McGentrix -- We agree on something! Yes, there is no point in presenting more information, like the posibility that eyes evolved from light sensitive cells. Oops! I didn't just write that, did I?
plainoldme wrote:Thomas -- touche! As I said above, Friedan and Keynes were misrepresented in the little blurb.
Gungasnake -- Do you treat your yard with Chemlawn or something similiar? How do you feel about your kids or grandkids running barefoot in the grass? Do you hate third world people enough to spray their lands with DDT just because it doesn't biodegrade?
I and a number of my friends are in danger of west Nile disease as we speak because of mosquitos in the area near our tennis courts. Give me five gallons of DDT and I'll spray the area right now.

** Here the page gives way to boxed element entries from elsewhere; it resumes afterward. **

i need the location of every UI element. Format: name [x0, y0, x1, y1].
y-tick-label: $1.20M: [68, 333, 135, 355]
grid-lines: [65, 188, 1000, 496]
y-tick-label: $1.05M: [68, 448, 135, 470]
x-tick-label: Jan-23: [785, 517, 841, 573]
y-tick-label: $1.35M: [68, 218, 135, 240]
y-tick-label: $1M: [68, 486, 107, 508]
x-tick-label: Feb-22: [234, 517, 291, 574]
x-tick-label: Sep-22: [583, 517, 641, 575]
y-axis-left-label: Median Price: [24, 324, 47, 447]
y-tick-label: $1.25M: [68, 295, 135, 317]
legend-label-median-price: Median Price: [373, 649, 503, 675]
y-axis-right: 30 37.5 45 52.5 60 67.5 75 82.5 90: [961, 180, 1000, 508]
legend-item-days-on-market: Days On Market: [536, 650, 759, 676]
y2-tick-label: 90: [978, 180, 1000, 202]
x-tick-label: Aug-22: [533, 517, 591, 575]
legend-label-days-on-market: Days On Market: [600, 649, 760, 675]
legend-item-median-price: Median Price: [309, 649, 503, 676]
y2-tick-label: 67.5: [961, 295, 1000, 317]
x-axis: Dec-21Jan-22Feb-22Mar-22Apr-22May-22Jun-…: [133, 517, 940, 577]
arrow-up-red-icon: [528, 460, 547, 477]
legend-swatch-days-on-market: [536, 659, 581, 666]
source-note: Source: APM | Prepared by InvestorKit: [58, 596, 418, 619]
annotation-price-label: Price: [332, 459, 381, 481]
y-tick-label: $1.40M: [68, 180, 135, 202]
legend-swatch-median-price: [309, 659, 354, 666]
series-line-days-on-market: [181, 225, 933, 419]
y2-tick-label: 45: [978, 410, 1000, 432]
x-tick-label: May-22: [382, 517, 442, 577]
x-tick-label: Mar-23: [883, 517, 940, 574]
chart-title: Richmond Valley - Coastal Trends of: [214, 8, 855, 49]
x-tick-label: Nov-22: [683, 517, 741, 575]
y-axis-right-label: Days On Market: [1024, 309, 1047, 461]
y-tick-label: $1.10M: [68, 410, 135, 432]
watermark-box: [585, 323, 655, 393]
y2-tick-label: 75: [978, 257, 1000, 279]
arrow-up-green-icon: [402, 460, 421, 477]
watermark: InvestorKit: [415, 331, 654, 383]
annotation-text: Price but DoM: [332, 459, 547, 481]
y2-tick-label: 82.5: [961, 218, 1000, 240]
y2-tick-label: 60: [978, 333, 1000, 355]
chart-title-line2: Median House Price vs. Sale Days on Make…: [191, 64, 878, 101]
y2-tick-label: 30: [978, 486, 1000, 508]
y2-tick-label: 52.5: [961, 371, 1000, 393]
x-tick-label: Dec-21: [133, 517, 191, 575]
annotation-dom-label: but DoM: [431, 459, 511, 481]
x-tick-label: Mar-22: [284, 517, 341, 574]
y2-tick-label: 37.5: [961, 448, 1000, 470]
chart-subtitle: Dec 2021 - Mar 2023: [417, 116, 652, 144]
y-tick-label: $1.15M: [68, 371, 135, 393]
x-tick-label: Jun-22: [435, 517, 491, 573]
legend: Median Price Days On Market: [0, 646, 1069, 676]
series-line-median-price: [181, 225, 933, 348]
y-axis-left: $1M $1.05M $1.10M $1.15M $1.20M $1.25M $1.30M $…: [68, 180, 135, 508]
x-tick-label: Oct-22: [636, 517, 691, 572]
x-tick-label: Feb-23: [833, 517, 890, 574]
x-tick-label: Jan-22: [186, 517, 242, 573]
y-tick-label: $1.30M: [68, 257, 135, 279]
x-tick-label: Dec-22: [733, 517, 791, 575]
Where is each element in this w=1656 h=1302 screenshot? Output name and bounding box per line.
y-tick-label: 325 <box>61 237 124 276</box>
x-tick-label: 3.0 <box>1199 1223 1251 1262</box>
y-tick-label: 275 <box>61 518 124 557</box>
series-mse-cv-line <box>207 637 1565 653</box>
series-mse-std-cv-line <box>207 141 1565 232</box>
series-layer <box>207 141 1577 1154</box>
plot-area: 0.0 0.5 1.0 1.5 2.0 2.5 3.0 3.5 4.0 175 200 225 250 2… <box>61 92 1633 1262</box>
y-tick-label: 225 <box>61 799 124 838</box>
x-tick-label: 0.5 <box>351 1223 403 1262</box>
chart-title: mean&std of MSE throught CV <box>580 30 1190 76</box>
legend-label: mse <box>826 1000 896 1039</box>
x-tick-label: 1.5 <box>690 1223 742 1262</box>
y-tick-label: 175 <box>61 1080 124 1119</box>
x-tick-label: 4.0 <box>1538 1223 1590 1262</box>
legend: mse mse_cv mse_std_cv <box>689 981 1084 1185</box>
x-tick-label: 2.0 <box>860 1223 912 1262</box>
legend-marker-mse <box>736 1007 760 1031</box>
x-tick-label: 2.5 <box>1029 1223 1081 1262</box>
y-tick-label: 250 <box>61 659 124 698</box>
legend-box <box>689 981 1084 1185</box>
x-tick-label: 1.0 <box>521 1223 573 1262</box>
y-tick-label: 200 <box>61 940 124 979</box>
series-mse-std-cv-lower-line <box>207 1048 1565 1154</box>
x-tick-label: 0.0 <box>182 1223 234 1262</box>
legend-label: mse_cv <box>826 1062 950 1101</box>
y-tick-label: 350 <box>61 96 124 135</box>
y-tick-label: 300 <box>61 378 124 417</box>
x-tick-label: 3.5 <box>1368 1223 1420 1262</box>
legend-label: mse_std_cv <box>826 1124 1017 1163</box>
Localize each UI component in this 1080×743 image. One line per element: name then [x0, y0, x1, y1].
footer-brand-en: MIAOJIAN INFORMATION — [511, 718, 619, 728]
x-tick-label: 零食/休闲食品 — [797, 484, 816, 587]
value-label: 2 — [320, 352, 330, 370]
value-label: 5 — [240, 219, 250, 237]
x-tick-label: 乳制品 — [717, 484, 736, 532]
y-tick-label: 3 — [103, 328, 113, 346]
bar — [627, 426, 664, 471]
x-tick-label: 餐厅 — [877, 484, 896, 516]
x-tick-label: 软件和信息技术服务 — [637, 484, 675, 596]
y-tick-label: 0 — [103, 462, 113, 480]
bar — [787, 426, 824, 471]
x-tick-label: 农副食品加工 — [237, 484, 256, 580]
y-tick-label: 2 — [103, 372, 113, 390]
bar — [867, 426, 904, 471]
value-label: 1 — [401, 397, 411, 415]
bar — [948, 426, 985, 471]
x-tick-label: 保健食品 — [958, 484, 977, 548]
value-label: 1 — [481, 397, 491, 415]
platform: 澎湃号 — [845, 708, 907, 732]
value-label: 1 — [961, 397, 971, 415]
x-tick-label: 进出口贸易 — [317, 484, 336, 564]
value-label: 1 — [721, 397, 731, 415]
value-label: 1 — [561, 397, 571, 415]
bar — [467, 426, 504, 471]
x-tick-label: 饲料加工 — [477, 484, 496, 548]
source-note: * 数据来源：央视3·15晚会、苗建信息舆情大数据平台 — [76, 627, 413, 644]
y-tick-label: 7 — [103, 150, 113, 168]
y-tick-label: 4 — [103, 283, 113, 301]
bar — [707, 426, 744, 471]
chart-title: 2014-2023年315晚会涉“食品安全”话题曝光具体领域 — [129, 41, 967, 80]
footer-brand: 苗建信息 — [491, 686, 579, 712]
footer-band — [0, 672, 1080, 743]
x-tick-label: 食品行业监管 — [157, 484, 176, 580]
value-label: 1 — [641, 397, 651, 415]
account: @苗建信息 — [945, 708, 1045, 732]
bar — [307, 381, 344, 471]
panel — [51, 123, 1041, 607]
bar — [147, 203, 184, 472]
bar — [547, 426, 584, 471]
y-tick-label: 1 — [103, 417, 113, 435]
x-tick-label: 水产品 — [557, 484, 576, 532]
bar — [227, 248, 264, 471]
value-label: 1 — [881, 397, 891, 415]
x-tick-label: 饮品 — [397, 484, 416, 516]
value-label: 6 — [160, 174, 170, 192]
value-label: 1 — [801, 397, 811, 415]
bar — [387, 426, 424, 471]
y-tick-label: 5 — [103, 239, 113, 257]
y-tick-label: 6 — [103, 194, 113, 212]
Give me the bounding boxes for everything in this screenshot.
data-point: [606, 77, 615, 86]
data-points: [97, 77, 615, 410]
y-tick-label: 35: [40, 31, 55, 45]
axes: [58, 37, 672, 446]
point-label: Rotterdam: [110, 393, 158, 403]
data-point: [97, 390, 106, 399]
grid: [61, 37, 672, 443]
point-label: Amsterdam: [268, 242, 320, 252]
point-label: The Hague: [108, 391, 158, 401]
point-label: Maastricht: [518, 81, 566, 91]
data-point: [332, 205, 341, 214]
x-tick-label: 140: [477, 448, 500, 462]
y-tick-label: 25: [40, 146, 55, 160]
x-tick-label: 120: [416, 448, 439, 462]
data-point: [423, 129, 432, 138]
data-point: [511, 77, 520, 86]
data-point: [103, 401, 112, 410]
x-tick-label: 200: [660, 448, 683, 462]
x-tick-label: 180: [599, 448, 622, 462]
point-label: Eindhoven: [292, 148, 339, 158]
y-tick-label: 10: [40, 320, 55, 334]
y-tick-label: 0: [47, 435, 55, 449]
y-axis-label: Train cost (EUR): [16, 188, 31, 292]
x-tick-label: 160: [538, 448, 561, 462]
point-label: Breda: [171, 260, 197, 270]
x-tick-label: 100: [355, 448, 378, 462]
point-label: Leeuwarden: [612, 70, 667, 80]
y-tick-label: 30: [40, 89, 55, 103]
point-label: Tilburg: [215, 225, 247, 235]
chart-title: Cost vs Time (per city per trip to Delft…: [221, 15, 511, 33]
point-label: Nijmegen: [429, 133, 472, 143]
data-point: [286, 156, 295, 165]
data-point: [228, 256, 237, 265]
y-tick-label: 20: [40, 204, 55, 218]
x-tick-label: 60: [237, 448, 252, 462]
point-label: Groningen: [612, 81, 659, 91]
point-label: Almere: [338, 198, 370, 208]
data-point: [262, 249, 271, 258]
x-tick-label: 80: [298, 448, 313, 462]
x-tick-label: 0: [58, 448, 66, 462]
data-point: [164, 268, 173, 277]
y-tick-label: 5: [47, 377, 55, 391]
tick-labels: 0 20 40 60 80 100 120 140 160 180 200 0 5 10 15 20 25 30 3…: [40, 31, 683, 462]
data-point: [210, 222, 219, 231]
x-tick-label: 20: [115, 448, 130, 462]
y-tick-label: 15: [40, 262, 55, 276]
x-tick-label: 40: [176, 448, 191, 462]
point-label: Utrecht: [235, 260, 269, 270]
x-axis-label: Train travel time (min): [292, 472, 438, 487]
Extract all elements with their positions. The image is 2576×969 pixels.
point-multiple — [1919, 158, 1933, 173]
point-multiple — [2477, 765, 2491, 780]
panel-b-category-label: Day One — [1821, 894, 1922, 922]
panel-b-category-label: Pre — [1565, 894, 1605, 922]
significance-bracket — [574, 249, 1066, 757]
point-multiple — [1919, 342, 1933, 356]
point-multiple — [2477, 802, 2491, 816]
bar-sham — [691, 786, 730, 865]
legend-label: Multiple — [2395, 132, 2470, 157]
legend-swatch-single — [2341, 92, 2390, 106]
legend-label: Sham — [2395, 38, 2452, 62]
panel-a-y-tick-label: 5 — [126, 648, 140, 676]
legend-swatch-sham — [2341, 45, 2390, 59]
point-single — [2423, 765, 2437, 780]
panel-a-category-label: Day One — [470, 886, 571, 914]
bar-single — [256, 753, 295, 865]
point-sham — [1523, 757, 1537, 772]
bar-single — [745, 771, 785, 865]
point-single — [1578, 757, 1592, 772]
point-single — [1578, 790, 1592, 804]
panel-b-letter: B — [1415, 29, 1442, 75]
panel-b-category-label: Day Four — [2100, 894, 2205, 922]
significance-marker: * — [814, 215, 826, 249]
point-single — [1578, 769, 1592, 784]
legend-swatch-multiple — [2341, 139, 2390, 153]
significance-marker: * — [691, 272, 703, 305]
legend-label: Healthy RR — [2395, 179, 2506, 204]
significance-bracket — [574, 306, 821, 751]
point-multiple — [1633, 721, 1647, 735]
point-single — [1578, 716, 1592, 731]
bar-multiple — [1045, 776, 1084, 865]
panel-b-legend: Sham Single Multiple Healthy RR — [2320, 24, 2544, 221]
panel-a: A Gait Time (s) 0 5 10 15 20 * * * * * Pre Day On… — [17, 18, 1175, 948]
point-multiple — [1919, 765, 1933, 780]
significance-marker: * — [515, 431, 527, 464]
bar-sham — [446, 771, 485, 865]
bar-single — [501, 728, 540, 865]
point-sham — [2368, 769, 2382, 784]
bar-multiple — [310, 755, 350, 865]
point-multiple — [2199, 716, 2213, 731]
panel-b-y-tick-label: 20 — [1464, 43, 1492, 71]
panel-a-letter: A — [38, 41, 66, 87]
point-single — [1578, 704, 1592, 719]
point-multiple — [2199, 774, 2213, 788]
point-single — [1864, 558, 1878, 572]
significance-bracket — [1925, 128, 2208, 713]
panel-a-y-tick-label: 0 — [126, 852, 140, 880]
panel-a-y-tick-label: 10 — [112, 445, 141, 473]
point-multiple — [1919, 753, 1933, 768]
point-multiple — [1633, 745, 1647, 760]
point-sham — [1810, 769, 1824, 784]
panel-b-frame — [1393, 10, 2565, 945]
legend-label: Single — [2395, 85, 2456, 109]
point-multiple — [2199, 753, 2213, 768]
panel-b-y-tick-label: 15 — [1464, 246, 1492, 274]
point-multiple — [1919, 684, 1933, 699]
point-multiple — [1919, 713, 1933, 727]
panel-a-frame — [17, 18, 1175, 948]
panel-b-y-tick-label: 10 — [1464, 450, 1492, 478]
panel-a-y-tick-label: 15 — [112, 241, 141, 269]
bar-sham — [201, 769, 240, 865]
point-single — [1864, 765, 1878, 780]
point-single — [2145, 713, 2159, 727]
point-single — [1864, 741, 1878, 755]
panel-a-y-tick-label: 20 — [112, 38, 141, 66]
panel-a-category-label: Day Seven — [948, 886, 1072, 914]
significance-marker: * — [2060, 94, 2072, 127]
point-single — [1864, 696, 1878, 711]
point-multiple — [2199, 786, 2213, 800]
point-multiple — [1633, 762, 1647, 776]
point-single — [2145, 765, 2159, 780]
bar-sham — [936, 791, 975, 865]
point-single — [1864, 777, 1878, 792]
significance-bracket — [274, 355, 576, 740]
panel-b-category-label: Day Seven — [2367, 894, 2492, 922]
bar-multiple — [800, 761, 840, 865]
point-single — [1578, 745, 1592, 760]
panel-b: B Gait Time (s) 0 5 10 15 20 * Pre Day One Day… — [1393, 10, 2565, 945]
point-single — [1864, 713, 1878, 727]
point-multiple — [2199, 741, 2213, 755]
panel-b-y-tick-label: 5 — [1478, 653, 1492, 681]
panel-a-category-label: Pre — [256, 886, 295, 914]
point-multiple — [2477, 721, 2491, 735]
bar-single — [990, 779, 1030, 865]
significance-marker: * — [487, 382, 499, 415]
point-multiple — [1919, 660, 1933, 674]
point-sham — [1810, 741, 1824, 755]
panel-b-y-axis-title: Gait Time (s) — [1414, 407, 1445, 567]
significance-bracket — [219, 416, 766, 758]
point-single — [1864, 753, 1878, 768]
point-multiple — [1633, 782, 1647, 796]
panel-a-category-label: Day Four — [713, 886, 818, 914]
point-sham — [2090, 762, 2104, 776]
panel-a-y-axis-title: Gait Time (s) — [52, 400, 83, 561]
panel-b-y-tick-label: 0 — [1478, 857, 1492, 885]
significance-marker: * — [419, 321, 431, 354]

I'd fifty times sooner take my chances with DDT than with west Nile.
Well, there are things you can plant that discourage mosquitos. There are things you can wear to protect yourself. One of the problems with your spraying DDT is that you will poison people who want nothing to do with insecticides. Even someone as conservative as you can not possible believe you have the right.
It is true that some people are more apt to be bitten by mosquitos than others -- my former husband has psoriasis and no mosquito ever bit him, while every time I go outside, a mosquito dinner bell is rung. I will burn citronella candles on my patio if I want to have the evening meal outside but I never use bug zappers or spray. When the mosquitos are too much, I go in. I do not feel West Nile is a threat.
Do you know the history of the transplanting of the West Nile carrying mosquito? It is just another of those sad tales where commerce, run amok, had brought the beasts to the other side of the planet and they've flourished.
My garden is completely organic. Never used fertilizer or insecticides or herbicides.
plainoldme wrote:McGentrix -- We agree on something!
and earlier in this thread, McGentrix grudgingly admitted that blueveinedthrobber made him laugh. as Rodney King said, can we all get along?